Outside my house the cherry tree has suddenly burst forth in white blossom. It does this every year, whether there’s a coronavirus emergency or not.
And it reminds me that life goes on despite the awful death statistics read out to us each day at Nicola Sturgeon’s press briefings.
We’ve now had almost a thousand Covid-19 deaths in Scotland. And we’ve rather suddenly discovered that not all of them are in hospitals. In fact a quarter of them have been in care homes and nearly 14 per cent in people’s own homes. So the governments, both here in Scotland and in England, have swivelled round to address the urgent need for more testing and protective equipment in nursing homes.

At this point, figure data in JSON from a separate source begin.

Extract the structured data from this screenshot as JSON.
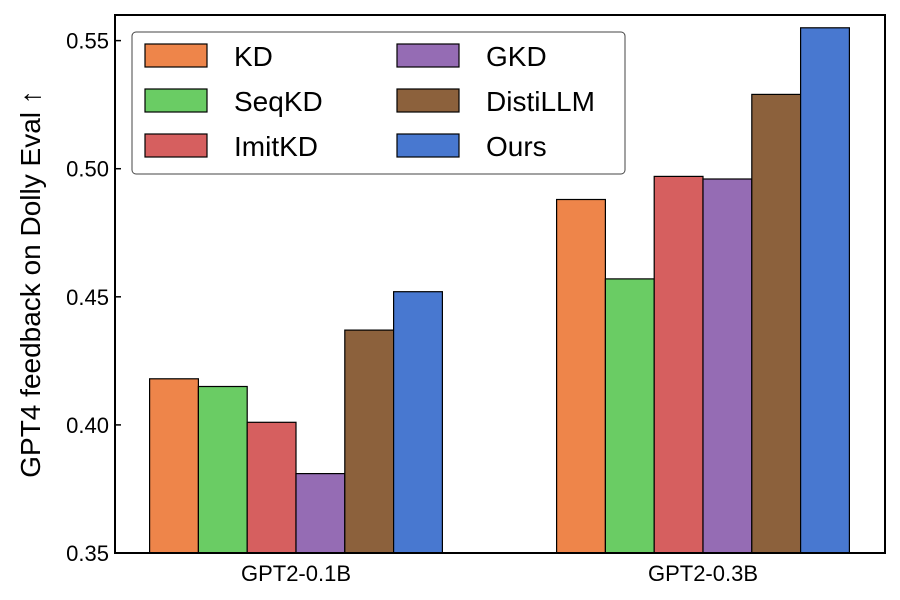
{
  "chart_data": {
    "type": "bar",
    "title": "",
    "xlabel": "",
    "ylabel": "GPT4 feedback on Dolly Eval ↑",
    "categories": [
      "GPT2-0.1B",
      "GPT2-0.3B"
    ],
    "ylim": [
      0.35,
      0.56
    ],
    "yticks": [
      "0.35",
      "0.40",
      "0.45",
      "0.50",
      "0.55"
    ],
    "legend_position": "top-left",
    "grid": false,
    "series": [
      {
        "name": "KD",
        "color": "#ee854a",
        "values": [
          0.418,
          0.488
        ]
      },
      {
        "name": "SeqKD",
        "color": "#6acc64",
        "values": [
          0.415,
          0.457
        ]
      },
      {
        "name": "ImitKD",
        "color": "#d65f5f",
        "values": [
          0.401,
          0.497
        ]
      },
      {
        "name": "GKD",
        "color": "#956cb4",
        "values": [
          0.381,
          0.496
        ]
      },
      {
        "name": "DistiLLM",
        "color": "#8c613c",
        "values": [
          0.437,
          0.529
        ]
      },
      {
        "name": "Ours",
        "color": "#4878d0",
        "values": [
          0.452,
          0.555
        ]
      }
    ]
  }
}
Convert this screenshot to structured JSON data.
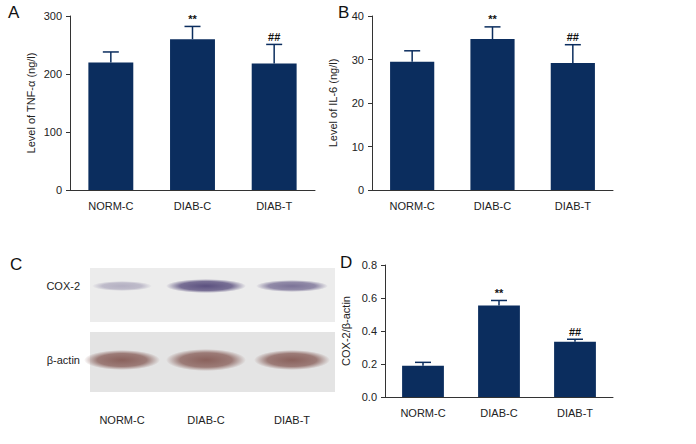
{
  "chart_data": [
    {
      "type": "bar",
      "panel_label": "A",
      "categories": [
        "NORM-C",
        "DIAB-C",
        "DIAB-T"
      ],
      "values": [
        220,
        260,
        218
      ],
      "errors": [
        18,
        22,
        33
      ],
      "annotations": [
        null,
        "**",
        "##"
      ],
      "y_label": "Level of TNF-α (ng/l)",
      "color": "#0b2d5e",
      "ylim": [
        0,
        300
      ],
      "yticks": [
        0,
        100,
        200,
        300
      ],
      "grid": false
    },
    {
      "type": "bar",
      "panel_label": "B",
      "categories": [
        "NORM-C",
        "DIAB-C",
        "DIAB-T"
      ],
      "values": [
        29.5,
        34.7,
        29.2
      ],
      "errors": [
        2.5,
        2.8,
        4.2
      ],
      "annotations": [
        null,
        "**",
        "##"
      ],
      "y_label": "Level of IL-6 (ng/l)",
      "color": "#0b2d5e",
      "ylim": [
        0,
        40
      ],
      "yticks": [
        0,
        10,
        20,
        30,
        40
      ],
      "grid": false
    },
    {
      "type": "bar",
      "panel_label": "D",
      "categories": [
        "NORM-C",
        "DIAB-C",
        "DIAB-T"
      ],
      "values": [
        0.19,
        0.555,
        0.335
      ],
      "errors": [
        0.02,
        0.03,
        0.015
      ],
      "annotations": [
        null,
        "**",
        "##"
      ],
      "y_label": "COX-2/β-actin",
      "color": "#0b2d5e",
      "ylim": [
        0,
        0.8
      ],
      "yticks": [
        {
          "value": 0,
          "label": "0.0"
        },
        0.2,
        0.4,
        0.6,
        0.8
      ],
      "grid": false
    }
  ],
  "blot": {
    "panel_label": "C",
    "rows": [
      "COX-2",
      "β-actin"
    ],
    "lanes": [
      "NORM-C",
      "DIAB-C",
      "DIAB-T"
    ]
  }
}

And it’s to our shame that we have so far ignored the plight of nurses and other care staff in what’s called “the community” ie in the non-hospital setting. This is one lesson we must take into the future. Another is that “the community” is full of kind and inventive people who have turned out to help. Over 60,000 have now signed up to the government’s appeal for volunteers. And small local initiatives are springing up all around us. My local community centre is distributing over 100 food parcels to vulnerable people every day. A keen runner around Arthur’s Seat, Olivia Strong, has raised £1m for the NHS with her on-line “5k Run for Heroes” campaign.
Kelvinside Academy in Glasgow, along with schools in Larbert and Airdrie, are producing thousands of plastic visors for medical staff. In Crieff in Perthshire, “the community” have been leaving food and other supplies in a disused telephone box to be picked up by families in need. In Sutherland 90 year old Margaret Payne is climbing up and down her stairs to raise money for the NHS. And in Skye a couple with their own boat have been taking supplies over to the two families who live on the tiny island of Rona.

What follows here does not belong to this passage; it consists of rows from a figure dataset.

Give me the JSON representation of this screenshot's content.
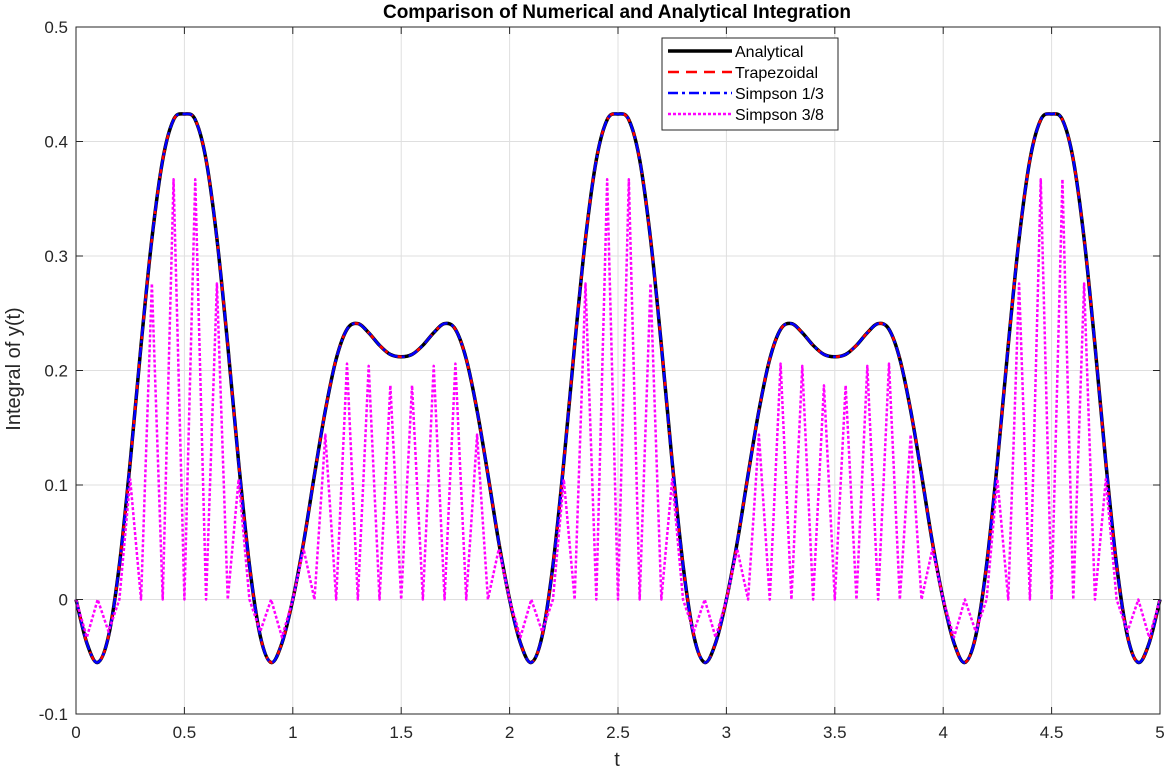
{
  "chart_data": {
    "type": "line",
    "title": "Comparison of Numerical and Analytical Integration",
    "xlabel": "t",
    "ylabel": "Integral of y(t)",
    "xlim": [
      0,
      5
    ],
    "ylim": [
      -0.1,
      0.5
    ],
    "xticks": [
      0,
      0.5,
      1,
      1.5,
      2,
      2.5,
      3,
      3.5,
      4,
      4.5,
      5
    ],
    "xtick_labels": [
      "0",
      "0.5",
      "1",
      "1.5",
      "2",
      "2.5",
      "3",
      "3.5",
      "4",
      "4.5",
      "5"
    ],
    "yticks": [
      -0.1,
      0,
      0.1,
      0.2,
      0.3,
      0.4,
      0.5
    ],
    "ytick_labels": [
      "-0.1",
      "0",
      "0.1",
      "0.2",
      "0.3",
      "0.4",
      "0.5"
    ],
    "grid": true,
    "legend_position": "top-right",
    "x": [
      0,
      0.05,
      0.1,
      0.15,
      0.2,
      0.25,
      0.3,
      0.35,
      0.4,
      0.45,
      0.5,
      0.55,
      0.6,
      0.65,
      0.7,
      0.75,
      0.8,
      0.85,
      0.9,
      0.95,
      1,
      1.05,
      1.1,
      1.15,
      1.2,
      1.25,
      1.3,
      1.35,
      1.4,
      1.45,
      1.5,
      1.55,
      1.6,
      1.65,
      1.7,
      1.75,
      1.8,
      1.85,
      1.9,
      1.95,
      2,
      2.05,
      2.1,
      2.15,
      2.2,
      2.25,
      2.3,
      2.35,
      2.4,
      2.45,
      2.5,
      2.55,
      2.6,
      2.65,
      2.7,
      2.75,
      2.8,
      2.85,
      2.9,
      2.95,
      3,
      3.05,
      3.1,
      3.15,
      3.2,
      3.25,
      3.3,
      3.35,
      3.4,
      3.45,
      3.5,
      3.55,
      3.6,
      3.65,
      3.7,
      3.75,
      3.8,
      3.85,
      3.9,
      3.95,
      4,
      4.05,
      4.1,
      4.15,
      4.2,
      4.25,
      4.3,
      4.35,
      4.4,
      4.45,
      4.5,
      4.55,
      4.6,
      4.65,
      4.7,
      4.75,
      4.8,
      4.85,
      4.9,
      4.95,
      5
    ],
    "series": [
      {
        "name": "Analytical",
        "color": "#000000",
        "style": "solid",
        "values": [
          0,
          -0.038,
          -0.055,
          -0.032,
          0.03,
          0.12,
          0.222,
          0.315,
          0.384,
          0.419,
          0.424,
          0.419,
          0.384,
          0.315,
          0.222,
          0.12,
          0.03,
          -0.032,
          -0.055,
          -0.038,
          0,
          0.05,
          0.109,
          0.165,
          0.21,
          0.236,
          0.241,
          0.233,
          0.222,
          0.214,
          0.212,
          0.214,
          0.222,
          0.233,
          0.241,
          0.236,
          0.21,
          0.165,
          0.109,
          0.05,
          0,
          -0.038,
          -0.055,
          -0.032,
          0.03,
          0.12,
          0.222,
          0.315,
          0.384,
          0.419,
          0.424,
          0.419,
          0.384,
          0.315,
          0.222,
          0.12,
          0.03,
          -0.032,
          -0.055,
          -0.038,
          0,
          0.05,
          0.109,
          0.165,
          0.21,
          0.236,
          0.241,
          0.233,
          0.222,
          0.214,
          0.212,
          0.214,
          0.222,
          0.233,
          0.241,
          0.236,
          0.21,
          0.165,
          0.109,
          0.05,
          0,
          -0.038,
          -0.055,
          -0.032,
          0.03,
          0.12,
          0.222,
          0.315,
          0.384,
          0.419,
          0.424,
          0.419,
          0.384,
          0.315,
          0.222,
          0.12,
          0.03,
          -0.032,
          -0.055,
          -0.038,
          0
        ]
      },
      {
        "name": "Trapezoidal",
        "color": "#ff0000",
        "style": "dashed",
        "values": [
          0,
          -0.038,
          -0.055,
          -0.032,
          0.03,
          0.12,
          0.222,
          0.315,
          0.384,
          0.419,
          0.424,
          0.419,
          0.384,
          0.315,
          0.222,
          0.12,
          0.03,
          -0.032,
          -0.055,
          -0.038,
          0,
          0.05,
          0.109,
          0.165,
          0.21,
          0.236,
          0.241,
          0.233,
          0.222,
          0.214,
          0.212,
          0.214,
          0.222,
          0.233,
          0.241,
          0.236,
          0.21,
          0.165,
          0.109,
          0.05,
          0,
          -0.038,
          -0.055,
          -0.032,
          0.03,
          0.12,
          0.222,
          0.315,
          0.384,
          0.419,
          0.424,
          0.419,
          0.384,
          0.315,
          0.222,
          0.12,
          0.03,
          -0.032,
          -0.055,
          -0.038,
          0,
          0.05,
          0.109,
          0.165,
          0.21,
          0.236,
          0.241,
          0.233,
          0.222,
          0.214,
          0.212,
          0.214,
          0.222,
          0.233,
          0.241,
          0.236,
          0.21,
          0.165,
          0.109,
          0.05,
          0,
          -0.038,
          -0.055,
          -0.032,
          0.03,
          0.12,
          0.222,
          0.315,
          0.384,
          0.419,
          0.424,
          0.419,
          0.384,
          0.315,
          0.222,
          0.12,
          0.03,
          -0.032,
          -0.055,
          -0.038,
          0
        ]
      },
      {
        "name": "Simpson 1/3",
        "color": "#0000ff",
        "style": "dashdot",
        "values": [
          0,
          -0.038,
          -0.055,
          -0.032,
          0.03,
          0.12,
          0.222,
          0.315,
          0.384,
          0.419,
          0.424,
          0.419,
          0.384,
          0.315,
          0.222,
          0.12,
          0.03,
          -0.032,
          -0.055,
          -0.038,
          0,
          0.05,
          0.109,
          0.165,
          0.21,
          0.236,
          0.241,
          0.233,
          0.222,
          0.214,
          0.212,
          0.214,
          0.222,
          0.233,
          0.241,
          0.236,
          0.21,
          0.165,
          0.109,
          0.05,
          0,
          -0.038,
          -0.055,
          -0.032,
          0.03,
          0.12,
          0.222,
          0.315,
          0.384,
          0.419,
          0.424,
          0.419,
          0.384,
          0.315,
          0.222,
          0.12,
          0.03,
          -0.032,
          -0.055,
          -0.038,
          0,
          0.05,
          0.109,
          0.165,
          0.21,
          0.236,
          0.241,
          0.233,
          0.222,
          0.214,
          0.212,
          0.214,
          0.222,
          0.233,
          0.241,
          0.236,
          0.21,
          0.165,
          0.109,
          0.05,
          0,
          -0.038,
          -0.055,
          -0.032,
          0.03,
          0.12,
          0.222,
          0.315,
          0.384,
          0.419,
          0.424,
          0.419,
          0.384,
          0.315,
          0.222,
          0.12,
          0.03,
          -0.032,
          -0.055,
          -0.038,
          0
        ]
      },
      {
        "name": "Simpson 3/8",
        "color": "#ff00ff",
        "style": "dotted",
        "values": [
          0,
          -0.033,
          0,
          -0.028,
          0,
          0.105,
          0,
          0.276,
          0,
          0.367,
          0,
          0.367,
          0,
          0.276,
          0,
          0.105,
          0,
          -0.028,
          0,
          -0.033,
          0,
          0.044,
          0,
          0.144,
          0,
          0.206,
          0,
          0.204,
          0,
          0.187,
          0,
          0.187,
          0,
          0.204,
          0,
          0.206,
          0,
          0.144,
          0,
          0.044,
          0,
          -0.033,
          0,
          -0.028,
          0,
          0.105,
          0,
          0.276,
          0,
          0.367,
          0,
          0.367,
          0,
          0.276,
          0,
          0.105,
          0,
          -0.028,
          0,
          -0.033,
          0,
          0.044,
          0,
          0.144,
          0,
          0.206,
          0,
          0.204,
          0,
          0.187,
          0,
          0.187,
          0,
          0.204,
          0,
          0.206,
          0,
          0.144,
          0,
          0.044,
          0,
          -0.033,
          0,
          -0.028,
          0,
          0.105,
          0,
          0.276,
          0,
          0.367,
          0,
          0.367,
          0,
          0.276,
          0,
          0.105,
          0,
          -0.028,
          0,
          -0.033,
          0
        ]
      }
    ]
  }
}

Another lesson we’re learning is that a tiny organism can wreck the whole world economy. The International Money Fund is warning that the downturn could be worse than the Great Depression of the 1930s. Last week the Fraser of Allander Institute said Scotland was facing a 25 per cent fall in national income. That’s been overtaken this week by a forecast from the UK government’s Office of Budget Responsibility which suggests the fall could be up to 35 per cent, with unemployment rising to 3.4 million across Britain or 10 per cent.

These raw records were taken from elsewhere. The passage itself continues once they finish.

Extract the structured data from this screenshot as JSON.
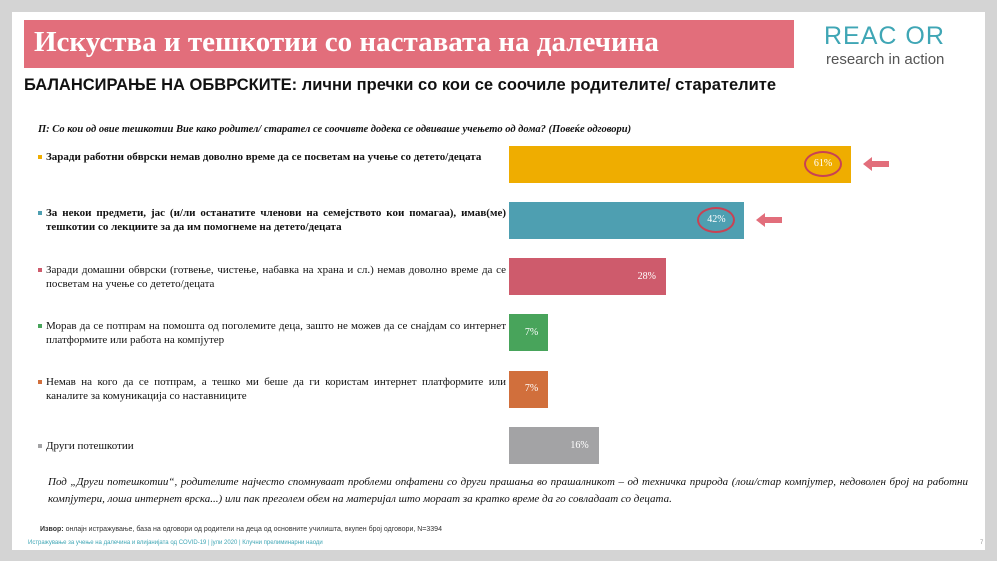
{
  "header": {
    "title": "Искуства и тешкотии со наставата на далечина",
    "logo_top": "REAC OR",
    "logo_bottom": "research in action"
  },
  "subtitle": "БАЛАНСИРАЊЕ НА ОБВРСКИТЕ: лични пречки со кои се соочиле родителите/ старателите",
  "question": "П: Со кои од овие тешкотии Вие како родител/ старател се соочивте додека се одвиваше учењето од дома? (Повеќе одговори)",
  "colors": {
    "title_band": "#e26e7b",
    "logo_teal": "#3fa6b5",
    "highlight": "#c84254"
  },
  "chart_data": {
    "type": "bar",
    "orientation": "horizontal",
    "unit": "%",
    "categories": [
      "Заради работни обврски немав доволно време да се посветам на учење со детето/децата",
      "За некои предмети, јас (и/ли останатите членови на семејството кои помагаа), имав(ме) тешкотии со лекциите за да им помогнеме на детето/децата",
      "Заради домашни обврски (готвење, чистење, набавка на храна и сл.) немав доволно време да се посветам на учење со детето/децата",
      "Морав да се потпрам на помошта од поголемите деца, зашто не можев да се снајдам со интернет платформите или работа на компјутер",
      "Немав на кого да се потпрам, а тешко ми беше да ги користам интернет платформите или каналите за комуникација со наставниците",
      "Други потешкотии"
    ],
    "values": [
      61,
      42,
      28,
      7,
      7,
      16
    ],
    "value_labels": [
      "61%",
      "42%",
      "28%",
      "7%",
      "7%",
      "16%"
    ],
    "bar_colors": [
      "#efad00",
      "#4e9fb1",
      "#ce5b6c",
      "#48a45b",
      "#d16f3c",
      "#a3a3a5"
    ],
    "highlighted": [
      true,
      true,
      false,
      false,
      false,
      false
    ],
    "bold_labels": [
      true,
      true,
      false,
      false,
      false,
      false
    ],
    "xlim": [
      0,
      100
    ]
  },
  "footnote": "Под „Други потешкотии“, родителите најчесто спомнуваат проблеми опфатени со други прашања во прашалникот – од техничка природа (лош/стар компјутер, недоволен број на работни компјутери, лоша интернет врска...) или пак преголем обем на материјал што мораат за кратко време да го совладаат со децата.",
  "source": {
    "label": "Извор:",
    "text": "онлајн истражување, база на одговори од родители на деца од основните училишта, вкупен број одговори, N=3394"
  },
  "footer": "Истражување за учење на далечина и влијанијата од COVID-19 | јули 2020 | Клучни прелиминарни наоди",
  "page_number": "7"
}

If that is the price of the lockdown, not much wonder people are beginning to ask: when will it end? And how can we pull out of it without causing a second outbreak of the virus?
Nicola Sturgeon has been even more adamant than the UK government in saying now is not the time to open up the non-essential economy. But she has hinted that when the virus figures start the turn down, she could imagine schools re-opening, and some small shops, along with an easing of the lockdown rules and a more intense testing regime. But at the moment she fully supports the UK government in continuing the lockdown for another three weeks.
Both governments have shifted their stance over the course of the last month. The original aim of the lockdown was to “flatten the curve” of the increase in Covid-19 cases, so prevent the NHS from being overwhelmed and thus save lives in hospitals. We have now achieved that. As I write Scotland has 1,799 people in hospital with Covid-19 and that figure is either stabilising or going down. But the NHS capacity is 3,000 beds and that’s before the new temporary hospital in Glasgow is used. The number of patients in intensive care is stabilising at around 200, while the number of intensive care beds is 700.
So it’s not clear, to me at least, what the new aim of the lockdown is. Is it to defeat the virus altogether by stopping it spreading? Is it to hold it at bay till a vaccine can be rolled out? Or are we just keeping the lockdown in place as a precaution against a second outbreak?
It may be all three, but then the slogans have to change. And maybe too the terms of engagement. It would be useful, for instance, to know which part of the lockdown has been most successful – the stay-at-home or the social distancing, or the closure of non-essential business. It would also be useful to know if other factors have influenced the stabilisation of hospital admissions, like the weather or the date at which the lockdown was introduced. We are learning how much we don’t know.
And the third lesson we’ve learned is how quickly ordinary life can be thrown into chaos.
Take football for example. Not only are all matches cancelled but the senior clubs have fallen out over how to deal with the league rankings. After several days of behind-the-scenes wrestling, Dundee Football Club finally cast its swing vote in favour of ending the season now and accepting the rankings as they stand. But it has won a concession from the authorities that there will be a review of the league structure for next season. This may allow teams that were due for relegation to remain in their current league. None of this however applies to the Premier League where the infighting goes on.
With the nation in such agonising suspension, it’s not much wonder that the famous Balmoral clock (on the hotel above Waverly Station in Edinburg) has stopped. Time itself is standing still and it can’t be restarted until the Covid-19 crisis is over and the clocksmith can get in to repair it.